Aber ich möchte dazu Folgendes sagen: Wenn Sie vergleichen, wie der Oberbürgermeister der Stadt Leipzig jetzt mit der gleichen Entscheidungsfrage unter Beteiligung des Stadtrates umgeht und wie die Dinge in Halle gelaufen sind, dann müssen Sie zugeben, dass der Stadtrat in Halle die Entscheidung im Wesentlichen an die Geschäftsführung und an die Aufsichtsräte abgetreten hat, dass das entscheidende Votum aus einem Gremium kam, das die Oberbürgermeisterin separat zusammengerufen hat, und dass es keine Behandlung in den zuständigen Fachausschüssen gab.

(Herr Bullerjahn, SPD: Das ist doch nicht unser Problem, Herr Dr. Bergner! Wir sind hier nicht im Stadtrat!)

- Nein, ich will bloß die Qualität der Entscheidung noch einmal charakterisieren.

Um noch einmal das eine deutlich zu machen, Frau Minister, Frau Ministerin. - Ja, ich halte mich an das natürliche und an das tatsächliche Geschlecht.

(Lachen und Unruhe bei der SPD)

Frau Minister -

Das ist doch schwierig, Herr Dr. Bergner.

Im Übrigen, Frau Minister, nur um Sie über das Abstimmungsverhalten zu informieren - ich weiß, dass ich jetzt etwas sage, wogegen sich der SPD-Stadtratsfraktionsvorsitzende Professor Schuh verwahrt, weil es angeblich in den Bereich des Aufsichtsrates gehört und nicht gesagt werden darf -:

(Herr Bullerjahn, SPD: Sie sollen es doch nicht sagen, Herr Bergner!)

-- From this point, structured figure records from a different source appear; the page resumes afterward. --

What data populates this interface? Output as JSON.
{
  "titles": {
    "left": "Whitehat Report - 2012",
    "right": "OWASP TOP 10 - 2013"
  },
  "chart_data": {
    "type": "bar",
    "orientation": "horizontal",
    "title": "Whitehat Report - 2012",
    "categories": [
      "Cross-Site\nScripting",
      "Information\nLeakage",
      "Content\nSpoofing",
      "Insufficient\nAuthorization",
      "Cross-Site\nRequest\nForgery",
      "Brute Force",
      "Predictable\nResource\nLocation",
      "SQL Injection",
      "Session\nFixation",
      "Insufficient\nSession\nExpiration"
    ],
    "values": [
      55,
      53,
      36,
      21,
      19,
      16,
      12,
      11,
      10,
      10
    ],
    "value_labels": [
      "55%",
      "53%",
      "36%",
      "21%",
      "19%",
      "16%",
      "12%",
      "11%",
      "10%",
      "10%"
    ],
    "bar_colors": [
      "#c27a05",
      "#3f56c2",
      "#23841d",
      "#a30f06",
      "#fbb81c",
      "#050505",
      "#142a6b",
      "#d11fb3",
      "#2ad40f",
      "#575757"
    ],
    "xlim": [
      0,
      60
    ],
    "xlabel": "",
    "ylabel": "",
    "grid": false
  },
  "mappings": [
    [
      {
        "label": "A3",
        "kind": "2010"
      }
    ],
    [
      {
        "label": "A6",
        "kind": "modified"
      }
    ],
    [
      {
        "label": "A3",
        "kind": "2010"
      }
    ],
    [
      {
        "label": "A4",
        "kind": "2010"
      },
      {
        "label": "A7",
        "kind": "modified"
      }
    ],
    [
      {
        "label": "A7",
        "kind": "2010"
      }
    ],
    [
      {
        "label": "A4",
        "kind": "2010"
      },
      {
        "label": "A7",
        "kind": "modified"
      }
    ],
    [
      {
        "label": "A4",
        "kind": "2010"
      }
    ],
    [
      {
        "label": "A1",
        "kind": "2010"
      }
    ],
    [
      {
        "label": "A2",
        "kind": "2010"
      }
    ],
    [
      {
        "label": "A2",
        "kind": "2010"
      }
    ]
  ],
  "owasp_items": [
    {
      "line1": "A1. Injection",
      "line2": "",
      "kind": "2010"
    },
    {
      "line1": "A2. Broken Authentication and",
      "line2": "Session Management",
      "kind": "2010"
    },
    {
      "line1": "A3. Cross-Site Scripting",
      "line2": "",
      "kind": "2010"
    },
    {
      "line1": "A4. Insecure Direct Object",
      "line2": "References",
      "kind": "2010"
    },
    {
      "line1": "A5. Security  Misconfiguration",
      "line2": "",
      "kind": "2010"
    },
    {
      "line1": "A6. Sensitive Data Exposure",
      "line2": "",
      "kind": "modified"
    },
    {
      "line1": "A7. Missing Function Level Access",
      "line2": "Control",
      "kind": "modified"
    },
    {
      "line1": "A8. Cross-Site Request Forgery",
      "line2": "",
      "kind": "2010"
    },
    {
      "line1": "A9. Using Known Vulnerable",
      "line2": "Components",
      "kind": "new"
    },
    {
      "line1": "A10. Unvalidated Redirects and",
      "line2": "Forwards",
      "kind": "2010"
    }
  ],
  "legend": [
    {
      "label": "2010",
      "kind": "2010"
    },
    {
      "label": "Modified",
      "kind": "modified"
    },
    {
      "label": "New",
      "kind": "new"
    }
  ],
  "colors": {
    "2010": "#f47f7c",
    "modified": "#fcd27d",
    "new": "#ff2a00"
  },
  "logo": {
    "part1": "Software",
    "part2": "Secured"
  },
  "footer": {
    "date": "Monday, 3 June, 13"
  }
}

In der entscheidenden Aufsichtsratsitzung - ich sage das jetzt - haben die Vertreter der CDU und die Oberbürgermeisterin dafür gestimmt, dass die Verhandlun

gen fortgesetzt werden. Alle anderen Fraktionen haben dagegen gestimmt. Ich sage das nur deshalb, damit wir wissen, wie etwa die Fronten verlaufen sind und womit wir es an dieser Stelle zu tun haben.

(Herr Sachse, SPD: Herr Dr. Bergner, das ist doch keine Stadtratssitzung!)

Ich will noch einen letzten Punkt nennen, weil Sie, Herr Sachse, gesagt haben, wir könnten einen großen Konzern nicht zwingen, sich einen bestimmten Standort zu suchen. Das ist doch genau das Problem, um das es geht.

(Herr Sachse, SPD: Das gehört nicht hierher!)

Es geht um die Frage, wie hoch und wie bestimmend die kommunale und damit die regionale Mitentscheidung bei einem zukünftigen großen Regionalversorger ist.

Ich will noch einmal deutlich sagen, dass es sich an dieser Stelle um einen entscheidenden Punkt handelt, um den Punkt nämlich, ob wir einen Regionalversorger haben, der von Essen, von Düsseldorf oder von sonst woher bestimmt wird, oder ob wir einen Regionalversorger haben, bei dem die Kommunen in der Region mitbestimmen können und das Ganze nicht nur den Charakter der verlängerten Werkbank hat.